Sat, Aug 17, 2019 - Page 16 News List

Venezuelan little leaguers keep huge dreams alive


A young player prepares to catch a ball during practice in Caracas on Monday.

Photo: AP

More than 100 boys train daily on a baseball field next to the biggest slum in Caracas in the hopes of achieving the ultimate goal: a professional baseball career in the US and an escape from Venezuela’s hardship.

Chances are small and getting remoter. MLB teams have shut down their academies in Venezuela and no longer send scouts. Sometimes, a player faints on the field because he has not had enough to eat, local trainers have said.

A junior team from Maracaibo is participating this week in the Little League World Series in Williamsport, Pennsylvania. Two Venezuelan pro players, Rougned Odor of the Texas Rangers and Ender Inciarte of the Atlanta Braves, donated funds for the trip.

Still, there is a precedent for youthful ambitions: Venezuela was an incubator of stars such as Miguel Cabrera and Felix Hernandez, and the flair is still there.
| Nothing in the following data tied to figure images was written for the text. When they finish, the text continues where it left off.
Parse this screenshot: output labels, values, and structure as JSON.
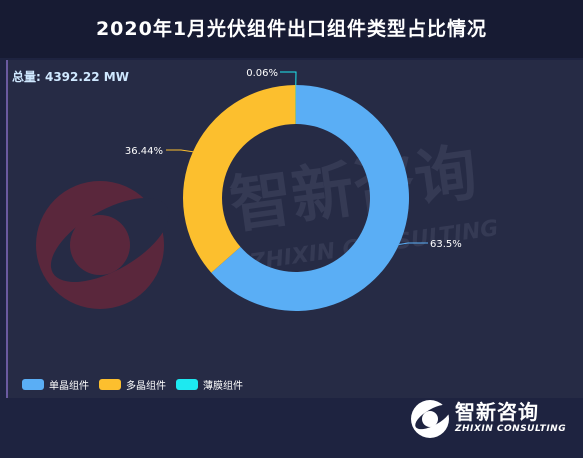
{
  "title": "2020年1月光伏组件出口组件类型占比情况",
  "total_label": "总量: 4392.22 MW",
  "watermark": {
    "name": "智新咨询",
    "sub": "ZHIXIN CONSULTING"
  },
  "footer": {
    "name": "智新咨询",
    "sub": "ZHIXIN CONSULTING"
  },
  "colors": {
    "background": "#1e2340",
    "panel": "#262b45"
  },
  "chart_data": {
    "type": "pie",
    "donut": true,
    "title": "2020年1月光伏组件出口组件类型占比情况",
    "unit": "%",
    "legend_position": "bottom-left",
    "slices": [
      {
        "name": "单晶组件",
        "value": 63.5,
        "label": "63.5%",
        "color": "#5aaef5"
      },
      {
        "name": "多晶组件",
        "value": 36.44,
        "label": "36.44%",
        "color": "#fcbf2e"
      },
      {
        "name": "薄膜组件",
        "value": 0.06,
        "label": "0.06%",
        "color": "#1de9f0"
      }
    ]
  }
}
Another team arrived two hours before their first game at a tournament in Mexico and ended up winning the whole contest.

“My dream came true,” said Diego Gutierrez, a 10-year-old on the Cacique Mara team that won the junior Latin America title this month.

The 14 players barely made it to the tournament because they did not have money for plane tickets.
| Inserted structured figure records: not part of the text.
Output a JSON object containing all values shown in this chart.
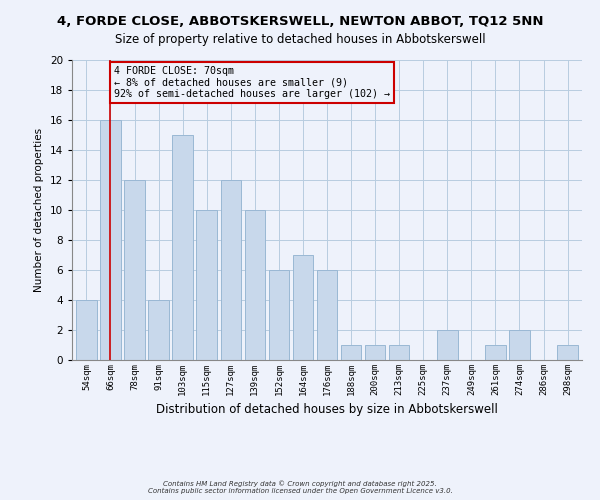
{
  "title": "4, FORDE CLOSE, ABBOTSKERSWELL, NEWTON ABBOT, TQ12 5NN",
  "subtitle": "Size of property relative to detached houses in Abbotskerswell",
  "xlabel": "Distribution of detached houses by size in Abbotskerswell",
  "ylabel": "Number of detached properties",
  "bar_labels": [
    "54sqm",
    "66sqm",
    "78sqm",
    "91sqm",
    "103sqm",
    "115sqm",
    "127sqm",
    "139sqm",
    "152sqm",
    "164sqm",
    "176sqm",
    "188sqm",
    "200sqm",
    "213sqm",
    "225sqm",
    "237sqm",
    "249sqm",
    "261sqm",
    "274sqm",
    "286sqm",
    "298sqm"
  ],
  "bar_values": [
    4,
    16,
    12,
    4,
    15,
    10,
    12,
    10,
    6,
    7,
    6,
    1,
    1,
    1,
    0,
    2,
    0,
    1,
    2,
    0,
    1
  ],
  "bar_color": "#c8d8eb",
  "bar_edgecolor": "#9ab8d4",
  "vline_x": 1,
  "vline_color": "#cc0000",
  "ylim": [
    0,
    20
  ],
  "yticks": [
    0,
    2,
    4,
    6,
    8,
    10,
    12,
    14,
    16,
    18,
    20
  ],
  "annotation_title": "4 FORDE CLOSE: 70sqm",
  "annotation_line1": "← 8% of detached houses are smaller (9)",
  "annotation_line2": "92% of semi-detached houses are larger (102) →",
  "annotation_box_edgecolor": "#cc0000",
  "footer1": "Contains HM Land Registry data © Crown copyright and database right 2025.",
  "footer2": "Contains public sector information licensed under the Open Government Licence v3.0.",
  "background_color": "#eef2fb",
  "grid_color": "#b8cce0",
  "title_fontsize": 9.5,
  "subtitle_fontsize": 8.5,
  "ylabel_fontsize": 7.5,
  "xlabel_fontsize": 8.5
}
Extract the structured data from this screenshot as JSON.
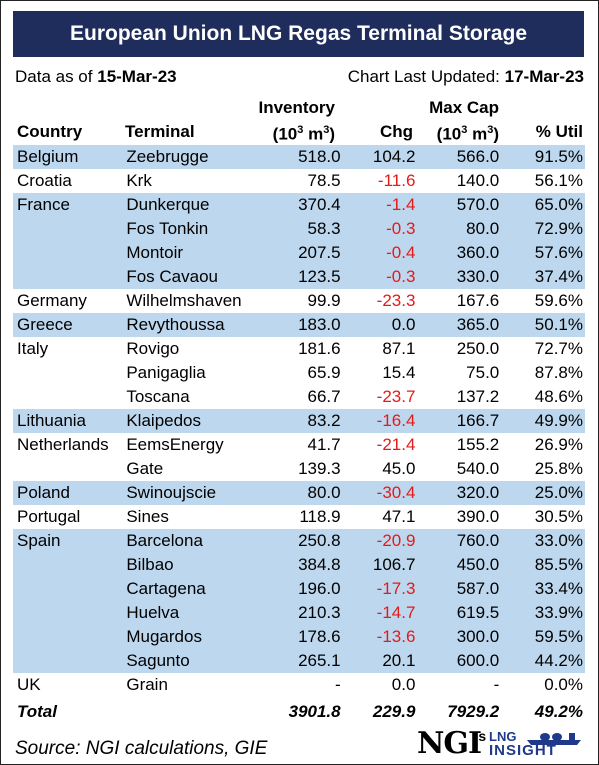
{
  "title": "European Union LNG Regas Terminal Storage",
  "data_as_of_label": "Data as of",
  "data_as_of": "15-Mar-23",
  "updated_label": "Chart Last Updated:",
  "updated": "17-Mar-23",
  "headers": {
    "country": "Country",
    "terminal": "Terminal",
    "inventory_top": "Inventory",
    "inventory_unit_open": "(10",
    "inventory_unit_exp": "3",
    "inventory_unit_close": " m",
    "inventory_unit_exp2": "3",
    "inventory_unit_end": ")",
    "chg": "Chg",
    "maxcap_top": "Max Cap",
    "maxcap_unit_open": "(10",
    "maxcap_unit_exp": "3",
    "maxcap_unit_close": " m",
    "maxcap_unit_exp2": "3",
    "maxcap_unit_end": ")",
    "util": "% Util"
  },
  "rows": [
    {
      "country": "Belgium",
      "terminal": "Zeebrugge",
      "inventory": "518.0",
      "chg": "104.2",
      "maxcap": "566.0",
      "util": "91.5%",
      "shade": true
    },
    {
      "country": "Croatia",
      "terminal": "Krk",
      "inventory": "78.5",
      "chg": "-11.6",
      "maxcap": "140.0",
      "util": "56.1%",
      "shade": false
    },
    {
      "country": "France",
      "terminal": "Dunkerque",
      "inventory": "370.4",
      "chg": "-1.4",
      "maxcap": "570.0",
      "util": "65.0%",
      "shade": true
    },
    {
      "country": "",
      "terminal": "Fos Tonkin",
      "inventory": "58.3",
      "chg": "-0.3",
      "maxcap": "80.0",
      "util": "72.9%",
      "shade": true
    },
    {
      "country": "",
      "terminal": "Montoir",
      "inventory": "207.5",
      "chg": "-0.4",
      "maxcap": "360.0",
      "util": "57.6%",
      "shade": true
    },
    {
      "country": "",
      "terminal": "Fos Cavaou",
      "inventory": "123.5",
      "chg": "-0.3",
      "maxcap": "330.0",
      "util": "37.4%",
      "shade": true
    },
    {
      "country": "Germany",
      "terminal": "Wilhelmshaven",
      "inventory": "99.9",
      "chg": "-23.3",
      "maxcap": "167.6",
      "util": "59.6%",
      "shade": false
    },
    {
      "country": "Greece",
      "terminal": "Revythoussa",
      "inventory": "183.0",
      "chg": "0.0",
      "maxcap": "365.0",
      "util": "50.1%",
      "shade": true
    },
    {
      "country": "Italy",
      "terminal": "Rovigo",
      "inventory": "181.6",
      "chg": "87.1",
      "maxcap": "250.0",
      "util": "72.7%",
      "shade": false
    },
    {
      "country": "",
      "terminal": "Panigaglia",
      "inventory": "65.9",
      "chg": "15.4",
      "maxcap": "75.0",
      "util": "87.8%",
      "shade": false
    },
    {
      "country": "",
      "terminal": "Toscana",
      "inventory": "66.7",
      "chg": "-23.7",
      "maxcap": "137.2",
      "util": "48.6%",
      "shade": false
    },
    {
      "country": "Lithuania",
      "terminal": "Klaipedos",
      "inventory": "83.2",
      "chg": "-16.4",
      "maxcap": "166.7",
      "util": "49.9%",
      "shade": true
    },
    {
      "country": "Netherlands",
      "terminal": "EemsEnergy",
      "inventory": "41.7",
      "chg": "-21.4",
      "maxcap": "155.2",
      "util": "26.9%",
      "shade": false
    },
    {
      "country": "",
      "terminal": "Gate",
      "inventory": "139.3",
      "chg": "45.0",
      "maxcap": "540.0",
      "util": "25.8%",
      "shade": false
    },
    {
      "country": "Poland",
      "terminal": "Swinoujscie",
      "inventory": "80.0",
      "chg": "-30.4",
      "maxcap": "320.0",
      "util": "25.0%",
      "shade": true
    },
    {
      "country": "Portugal",
      "terminal": "Sines",
      "inventory": "118.9",
      "chg": "47.1",
      "maxcap": "390.0",
      "util": "30.5%",
      "shade": false
    },
    {
      "country": "Spain",
      "terminal": "Barcelona",
      "inventory": "250.8",
      "chg": "-20.9",
      "maxcap": "760.0",
      "util": "33.0%",
      "shade": true
    },
    {
      "country": "",
      "terminal": "Bilbao",
      "inventory": "384.8",
      "chg": "106.7",
      "maxcap": "450.0",
      "util": "85.5%",
      "shade": true
    },
    {
      "country": "",
      "terminal": "Cartagena",
      "inventory": "196.0",
      "chg": "-17.3",
      "maxcap": "587.0",
      "util": "33.4%",
      "shade": true
    },
    {
      "country": "",
      "terminal": "Huelva",
      "inventory": "210.3",
      "chg": "-14.7",
      "maxcap": "619.5",
      "util": "33.9%",
      "shade": true
    },
    {
      "country": "",
      "terminal": "Mugardos",
      "inventory": "178.6",
      "chg": "-13.6",
      "maxcap": "300.0",
      "util": "59.5%",
      "shade": true
    },
    {
      "country": "",
      "terminal": "Sagunto",
      "inventory": "265.1",
      "chg": "20.1",
      "maxcap": "600.0",
      "util": "44.2%",
      "shade": true
    },
    {
      "country": "UK",
      "terminal": "Grain",
      "inventory": "-",
      "chg": "0.0",
      "maxcap": "-",
      "util": "0.0%",
      "shade": false
    }
  ],
  "total": {
    "label": "Total",
    "inventory": "3901.8",
    "chg": "229.9",
    "maxcap": "7929.2",
    "util": "49.2%"
  },
  "source": "Source: NGI calculations, GIE",
  "logo": {
    "ngi": "NGI",
    "apostrophe": "'s",
    "lng": "LNG",
    "insight": "INSIGHT"
  },
  "colors": {
    "title_bg": "#1f2d5c",
    "shade": "#bdd7ee",
    "negative": "#e21b1b",
    "logo_blue": "#1f3a8a"
  }
}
Daniel Gutierrez, Diego’s father and head of the junior team, took the boys and some family members on a 10-hour bus journey to Caracas last month in the hopes of securing financial support.

Red Sox pitcher Eduardo Rodriguez got involved with little time to spare, buying tickets after learning about the team’s plight.

“I saw it on Instagram and sent them a text and asked: ‘How can I help you guys to make the dream come true for the kids?’” Rodriguez said.

Another Venezuelan major leaguer, Jhoulys Chacin of the Milwaukee Brewers, also donated money for the trip, as did the Venezuelan Ministry of Education, Sport and Culture, and the Panamanian airline Copa.

The boys run hard, lift weights, bat and pitch in the heat on a baseball field in the Petare slum in Caracas, but strains are evident.

“It’s sad to see that the number of boys attending has dropped a lot,” trainer Nelson Castro said.

Another coach, Pedro Quero, said that players used to eat well, but it is different now.

“We’re seeing a lot of food that doesn’t help with the boys’ nutrition,” Quero said. “The kids aren’t growing well.”

Poor nutrition has forced academies with limited resources to try to provide better food to make up for diet deficiencies, he said.

Juan Jose Escobar, a Caracas resident, watched as his three-year-old son run around cones during a speed and stamina exercise.

He said that another son, 18-year-old Anthony, signed with the Minnesota Twins two years ago, just before Venezuela’s crisis got much worse.

The older son’s good fortune “was a blessing, because, the way things are in the country, you can’t even give your child a good education,” Escobar said.